The case of a single repeating input is an interesting topic that I have explored a bit. Not being a math person, I can’t give any concrete numbers, but I can describe the behavior. For simplicity, lets assume the parameters are set such that a transition can be learned in one timestep. There are a couple of different possibilities, depending on the implementation.

**Implementation where a cell can be both predictive and active**

The first three timesteps burst. This is followed by winners from T=2 being correctly predicted, then the winners from T=3 being correctly predicted. This is then followed by a burst.

This burst puts two cells in each minicolumn into predictive state (the winners from T=2 and T=3) which both become active in the next timestep. The winners from T=3 cause those from T=4 to become predictive, so winners from T=3 and T=4 become active followed by the winners from T=4 followed by a burst. This burst now puts three cells in each minicolumn into predictive state, which all become active in the next timestep. Then three then two then one then burst. Then 4, 4, 3, 2, 1, burst. 5, 5, 4, 3, 2,1, burst. 6, 6, 5, 4, 3, 2, 1, burst.

This pattern continues until all cells in the minicolumns become both predictive and active and then active cells per minicolumn decreases each timestep until one, followed by a final burst. This burst results in a random sampling of cells growing a second distal connection to winners from the final element in the sequence.

This is the point where things get interesting. Every column has now hooked up a random point in the sequence to the final element in the sequence. There is essentially a reshuffling of representations when each minicolumn at different timesteps reaches the end of their predictions and bursts, thus further saturating the connections. At some point enough connections are formed that there is no more bursting and every cell in the minicolumns always predicts every other cell in the minicolumns every timestep.

**Implementation like #1, but a cell can grow additional connections to previously active cells**

This is a wrong implementation, but hints at a possible way to stabilize without saturating the columns when an input repeats. The first three timesteps burst. This is followed by winners from T=2 being correctly predicted, then the winners from T=3 being correctly predicted. This is then followed by a burst.

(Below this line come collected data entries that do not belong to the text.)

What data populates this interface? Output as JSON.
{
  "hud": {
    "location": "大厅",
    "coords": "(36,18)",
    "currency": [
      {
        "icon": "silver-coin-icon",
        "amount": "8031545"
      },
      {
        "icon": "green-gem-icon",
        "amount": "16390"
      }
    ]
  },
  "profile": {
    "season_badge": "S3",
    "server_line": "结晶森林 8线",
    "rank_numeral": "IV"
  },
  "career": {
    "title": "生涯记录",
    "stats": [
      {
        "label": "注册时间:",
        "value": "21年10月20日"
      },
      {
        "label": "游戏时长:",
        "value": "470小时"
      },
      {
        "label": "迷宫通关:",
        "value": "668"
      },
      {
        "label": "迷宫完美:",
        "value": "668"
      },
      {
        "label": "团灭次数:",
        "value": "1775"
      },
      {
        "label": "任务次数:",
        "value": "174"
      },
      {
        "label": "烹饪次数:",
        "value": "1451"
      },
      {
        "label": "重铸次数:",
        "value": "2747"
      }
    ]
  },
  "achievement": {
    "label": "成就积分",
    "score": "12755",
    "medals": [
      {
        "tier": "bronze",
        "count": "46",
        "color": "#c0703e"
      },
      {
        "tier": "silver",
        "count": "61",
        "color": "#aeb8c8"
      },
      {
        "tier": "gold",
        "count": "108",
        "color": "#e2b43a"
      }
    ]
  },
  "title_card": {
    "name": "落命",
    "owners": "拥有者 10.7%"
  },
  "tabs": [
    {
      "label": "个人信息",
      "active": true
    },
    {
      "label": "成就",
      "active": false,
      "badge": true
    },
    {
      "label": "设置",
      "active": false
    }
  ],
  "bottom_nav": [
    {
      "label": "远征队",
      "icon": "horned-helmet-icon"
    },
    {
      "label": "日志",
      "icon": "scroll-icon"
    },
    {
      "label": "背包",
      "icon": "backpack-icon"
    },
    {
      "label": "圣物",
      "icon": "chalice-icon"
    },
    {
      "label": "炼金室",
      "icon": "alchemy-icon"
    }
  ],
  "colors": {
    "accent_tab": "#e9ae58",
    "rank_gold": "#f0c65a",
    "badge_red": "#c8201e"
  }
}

This burst puts two cells in each minicolumn into predictive state (the winners from T=2 and T=3) which both become active in the next timestep. The winners from T=3 cause those from T=4 to become predictive, so winners from T=3 and T=4 become active. These second activations of the same cells are growing additional connections with the previous timestep, and so in very few timesteps, the representation stabilizes on two cells per minicolumn predicting itself every timestep. One of the cells in each minicolumn is connected more weakly than the other, so potentially a learning rule could be applied to thin the representation down to one cell per minicolumn (an implementation that I am exploring)

**Implementation where a cell cannot be both predictive and active**

Every timestep bursts, growing more and more connections until completely saturated, such that every cell in the minicolumns would predict every other cell in the minicolumns. However, because the same input is repeating, and every cell is active every timestep due to bursting, none of them are ever predictive.